El proceso empezará en el plenario de la Cámara, desde abajo hacia arriba en la geografía del país. Es decir comenzando por el estado más meridional, el de Rio Grade do Sul; y dejando para el último los estados del Norte y Noreste, donde la presidenta tendría más apoyo.

Para lograr la destitución en Diputados se necesitan 342 votos de los 513 que conforman la totalidad de los mismos. Al momento de entrar en línea este artículo, el termómetro del impeachment indicaba que los diputados ya tenían más del número suficiente para aprobar la moción, e igualmente en el Senado, a donde será enviada la propuesta en el caso de ser aprobada hoy en Diputados.

Todo parece indicar que la derrota de Dilma Rousseff es inminente. No obstante hasta altas horas de la noche de ayer, se batían en una lucha encarnizada la presidente contra el vicepresidente, cada uno desde sus búnker. La una desde el palacio de Alborada y el otro desde el palacio de Jaburu. Ambos convenciendo o presionando para encontrar adeptos a sus causas.

La suerte de la mandataria se aceleró vertiginosamente esta semana, después que los distintos partidos políticos con los cuales formaba alianzas en el Congreso empezaron a abandonarla, uno tras otro, provocando un efecto dominó. Ya para el miércoles, el gobierno admitía no tener más diputados que lo apoyen para detener la censura.

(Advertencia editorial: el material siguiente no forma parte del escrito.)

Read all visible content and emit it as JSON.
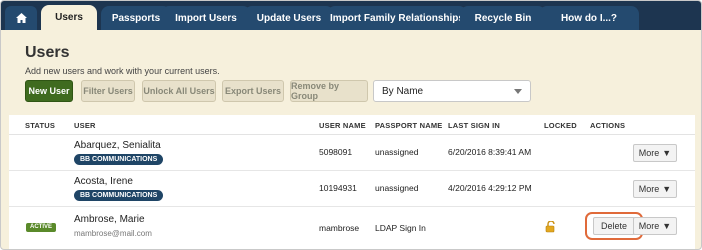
{
  "tabs": [
    {
      "label": "Users",
      "active": true
    },
    {
      "label": "Passports",
      "active": false
    },
    {
      "label": "Import Users",
      "active": false
    },
    {
      "label": "Update Users",
      "active": false
    },
    {
      "label": "Import Family Relationships",
      "active": false
    },
    {
      "label": "Recycle Bin",
      "active": false
    },
    {
      "label": "How do I...?",
      "active": false
    }
  ],
  "home_icon": "home-icon",
  "page": {
    "title": "Users",
    "subtitle": "Add new users and work with your current users."
  },
  "toolbar": {
    "new_user": "New User",
    "filter_users": "Filter Users",
    "unlock_all": "Unlock All Users",
    "export_users": "Export Users",
    "remove_by_group": "Remove by Group",
    "sort_select": "By Name"
  },
  "table": {
    "headers": [
      "STATUS",
      "USER",
      "USER NAME",
      "PASSPORT NAME",
      "LAST SIGN IN",
      "LOCKED",
      "ACTIONS"
    ],
    "rows": [
      {
        "status": "",
        "name": "Abarquez, Senialita",
        "tag": "BB COMMUNICATIONS",
        "email": "",
        "username": "5098091",
        "passport": "unassigned",
        "last_sign_in": "6/20/2016 8:39:41 AM",
        "locked": false,
        "more": "More"
      },
      {
        "status": "",
        "name": "Acosta, Irene",
        "tag": "BB COMMUNICATIONS",
        "email": "",
        "username": "10194931",
        "passport": "unassigned",
        "last_sign_in": "4/20/2016 4:29:12 PM",
        "locked": false,
        "more": "More"
      },
      {
        "status": "ACTIVE",
        "name": "Ambrose, Marie",
        "tag": "",
        "email": "mambrose@mail.com",
        "username": "mambrose",
        "passport": "LDAP Sign In",
        "last_sign_in": "",
        "locked": true,
        "delete": "Delete",
        "more": "More"
      }
    ]
  },
  "colors": {
    "tabbar": "#1d3550",
    "tab": "#244a6f",
    "panel": "#f6f0dc",
    "primary_button": "#3f6b1f",
    "tag": "#1f4566",
    "active_badge": "#5a8a2a",
    "highlight": "#e06a3a"
  }
}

Dilma y su mentor político Lula da Silva pasaron una semana febril y desesperada, buscando como aguja en un pajar diputados que impidan la censura, sin mucho éxito. Las estrategias políticas de Dilma pasaron, primero acusando de “golpistas” tanto al presidente de la Cámara de Diputados, Eduardo Cunha, como al vicepresidente de la República, Michel Temer, a quien ciertamente habría de temerle ya que él será quien se encargue de la presidencia en el caso que Dilma sea destituida. Luego la presidenta cambió la ofensiva por una oferta de “pacto” y de cogobernabilidad con sus opositores; para terminar el jueves reconociendo la posibilidad de una eventual derrota en la votación. Ese mismo día también el Supremo Tribunal Federal (STF) rechazó por mayoría de 8 contra 2, un recurso de anulación de la censura, planteado por el gobierno.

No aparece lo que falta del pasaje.